ENGIE COMEMORA LUCRO E BONS RESULTADOS DE OLHO NA AQUISIÇÃO DA TAG PARA AMPLIAR SEUS NEGÓCIOS NO BRASIL -


21. fev, 2019

tA ENGIE Brasil Energia registrou crescimento de 15,5% nos indicadores de suas atividades. A companhia acumulou um lucro líquido de R$ 2.315,4 milhões, com uma receita operacional líquida, de R$ 8.794,8 milhões, incremento de 25,5% em relação ao ano de 2017. O Ebitda (Lucros antes de juros, impostos, depreciação e amortização) alcançou R$ 4.367,6 milhões, aumento de 24,1%. A empresa acredita que o bom desempenho se deveu, principalmente, à incorporação das Usinas Hidrelétricas Jaguara e Miranda (MG), às operações realizadas no mercado de curto prazo e aos aumentos tanto de preço médio quanto do volume de vendas.  No próximo mês a companhia estará de olho  na segunda rodada de ofertas pela compra de 90% da Transportadora Associada de Gás (TAG). O grupo francês apresentou a proposta da ordem de US$ 8 bilhões, mas terá pela frente uma concorrência forte.  A Itaúsa está em um dos consórcios que disputam a TAG, ao lado da Macquarie e Brasil Warrant – além de ser sócia da transportadora NTS.
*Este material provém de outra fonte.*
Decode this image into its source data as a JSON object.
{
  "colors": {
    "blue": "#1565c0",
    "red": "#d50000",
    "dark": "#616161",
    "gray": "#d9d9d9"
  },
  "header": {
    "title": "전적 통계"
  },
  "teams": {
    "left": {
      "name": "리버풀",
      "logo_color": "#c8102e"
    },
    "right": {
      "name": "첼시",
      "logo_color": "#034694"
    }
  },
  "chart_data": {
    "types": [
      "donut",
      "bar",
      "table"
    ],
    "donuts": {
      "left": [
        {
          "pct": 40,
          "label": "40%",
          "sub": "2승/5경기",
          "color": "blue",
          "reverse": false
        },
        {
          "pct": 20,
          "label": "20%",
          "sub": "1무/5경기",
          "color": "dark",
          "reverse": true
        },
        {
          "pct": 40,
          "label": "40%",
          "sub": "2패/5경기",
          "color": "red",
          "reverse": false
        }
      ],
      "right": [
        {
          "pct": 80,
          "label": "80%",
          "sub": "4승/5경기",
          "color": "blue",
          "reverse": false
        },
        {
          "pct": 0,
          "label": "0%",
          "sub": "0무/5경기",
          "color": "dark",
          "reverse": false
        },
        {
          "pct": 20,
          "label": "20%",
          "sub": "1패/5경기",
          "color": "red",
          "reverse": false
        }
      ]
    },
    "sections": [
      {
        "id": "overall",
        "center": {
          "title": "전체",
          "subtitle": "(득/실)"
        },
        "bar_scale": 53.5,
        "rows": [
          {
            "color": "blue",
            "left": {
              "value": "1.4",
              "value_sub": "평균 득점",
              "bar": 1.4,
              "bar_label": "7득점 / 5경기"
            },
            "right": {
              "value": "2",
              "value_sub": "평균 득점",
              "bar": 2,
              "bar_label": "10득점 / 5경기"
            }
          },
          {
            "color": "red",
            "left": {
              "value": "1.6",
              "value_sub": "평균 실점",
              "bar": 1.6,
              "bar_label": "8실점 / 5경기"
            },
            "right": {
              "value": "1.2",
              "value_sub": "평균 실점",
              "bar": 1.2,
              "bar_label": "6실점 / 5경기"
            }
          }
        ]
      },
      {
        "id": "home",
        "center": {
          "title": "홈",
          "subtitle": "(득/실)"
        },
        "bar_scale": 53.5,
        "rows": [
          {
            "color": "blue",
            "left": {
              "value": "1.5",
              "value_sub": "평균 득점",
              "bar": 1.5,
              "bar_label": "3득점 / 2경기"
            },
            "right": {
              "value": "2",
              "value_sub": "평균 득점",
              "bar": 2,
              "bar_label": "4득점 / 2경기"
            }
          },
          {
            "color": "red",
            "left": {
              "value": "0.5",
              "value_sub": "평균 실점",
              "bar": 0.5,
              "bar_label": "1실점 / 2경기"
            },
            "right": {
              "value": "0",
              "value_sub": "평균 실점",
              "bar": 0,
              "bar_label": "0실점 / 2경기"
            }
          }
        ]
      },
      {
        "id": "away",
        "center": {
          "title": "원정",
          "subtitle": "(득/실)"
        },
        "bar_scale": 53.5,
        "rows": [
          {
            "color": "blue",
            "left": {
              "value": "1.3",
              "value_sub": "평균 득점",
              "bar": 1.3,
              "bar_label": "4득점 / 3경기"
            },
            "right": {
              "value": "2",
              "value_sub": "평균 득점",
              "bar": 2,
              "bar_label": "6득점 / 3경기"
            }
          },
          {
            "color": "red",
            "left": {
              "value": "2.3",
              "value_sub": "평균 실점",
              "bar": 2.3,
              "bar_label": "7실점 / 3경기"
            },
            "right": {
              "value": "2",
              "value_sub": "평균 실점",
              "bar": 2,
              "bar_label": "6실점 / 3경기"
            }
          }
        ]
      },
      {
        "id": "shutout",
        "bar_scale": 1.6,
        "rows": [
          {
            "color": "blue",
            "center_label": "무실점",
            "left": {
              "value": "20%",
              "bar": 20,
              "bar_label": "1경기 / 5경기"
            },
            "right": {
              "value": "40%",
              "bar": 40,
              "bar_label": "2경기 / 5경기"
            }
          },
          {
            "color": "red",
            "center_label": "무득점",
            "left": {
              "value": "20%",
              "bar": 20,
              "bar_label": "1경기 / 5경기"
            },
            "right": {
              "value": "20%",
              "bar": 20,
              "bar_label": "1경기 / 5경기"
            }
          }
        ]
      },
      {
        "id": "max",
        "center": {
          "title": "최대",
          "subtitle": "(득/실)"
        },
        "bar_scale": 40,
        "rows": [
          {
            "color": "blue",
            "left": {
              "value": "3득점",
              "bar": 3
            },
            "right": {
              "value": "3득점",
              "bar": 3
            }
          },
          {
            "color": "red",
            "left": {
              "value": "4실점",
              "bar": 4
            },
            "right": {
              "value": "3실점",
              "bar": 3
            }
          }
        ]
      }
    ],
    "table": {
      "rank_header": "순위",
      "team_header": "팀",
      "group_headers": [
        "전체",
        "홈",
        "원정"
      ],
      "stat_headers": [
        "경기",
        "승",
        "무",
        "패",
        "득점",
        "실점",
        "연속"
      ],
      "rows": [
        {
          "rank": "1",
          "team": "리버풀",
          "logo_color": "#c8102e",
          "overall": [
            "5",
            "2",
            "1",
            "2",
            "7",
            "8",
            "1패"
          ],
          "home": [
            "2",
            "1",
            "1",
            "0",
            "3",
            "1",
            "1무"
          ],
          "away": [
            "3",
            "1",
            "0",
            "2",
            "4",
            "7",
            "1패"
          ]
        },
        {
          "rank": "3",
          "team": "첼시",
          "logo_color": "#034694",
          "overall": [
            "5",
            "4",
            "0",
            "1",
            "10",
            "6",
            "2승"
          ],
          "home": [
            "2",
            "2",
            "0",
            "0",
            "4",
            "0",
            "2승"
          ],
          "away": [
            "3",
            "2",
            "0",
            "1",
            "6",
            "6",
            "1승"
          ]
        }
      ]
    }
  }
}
Para o diretor-presidente da ENGIE Brasil Energia, Eduardo Sattamini, os números confirmam o acerto da estratégia de comercialização, disciplina financeira e gestão proativa do portfólio. “Mais uma vez o nosso time provou uma capacidade de entrega absolutamente fora da curva”. Um dos destaques do ano foi a entrada em operação comercial do Conjunto Eólico Campo Largo, na Bahia,(foto) Fase 1, que em dezembro atingiu 100% de sua capacidade comercial instalada, de 326,7 MW. O anúncio dos resultados financeiros ressalta a viabilização da Fase 2 do Conjunto Eólico Campo Largo, por meio de negócios firmados no Ambiente de Contratação Livre. No ano de 2018, a companhia também adquiriu os 50% remanescentes da ENGIE Geração Solar Distribuída, reiterando o seu interesse em ampliar os investimentos em ttttgeração de energia renovável e descentralizada.


Este ano, entraram em operação comercial as quatro primeiras centrais eólicas de um total de 18 que formam a Fase 1 do Conjunto Eólico Umburanas (BA), com capacidade instalada total de 360 MW. A previsão é de que, até abril, todo o conjunto já esteja operando em testes. Juntamente com o Conjunto Eólico Campo Largo, Umburanas forma o maior cluster de geração eólica já implementado pela ENGIE no Brasil. Em 2019, estão previstos investimentos de cerca de R$ 1,8 bilhão. Esse valor será destinado à finalização da construção do Conjunto Eólico Umburanas e da Termelétrica Pampa Sul (RS); à continuidade da implantação da linha de transmissão Gralha Azul (PR), à construção da Fase 2 do Conjunto Eólico Campo Largo e também à manutenção do parque gerador da empresa.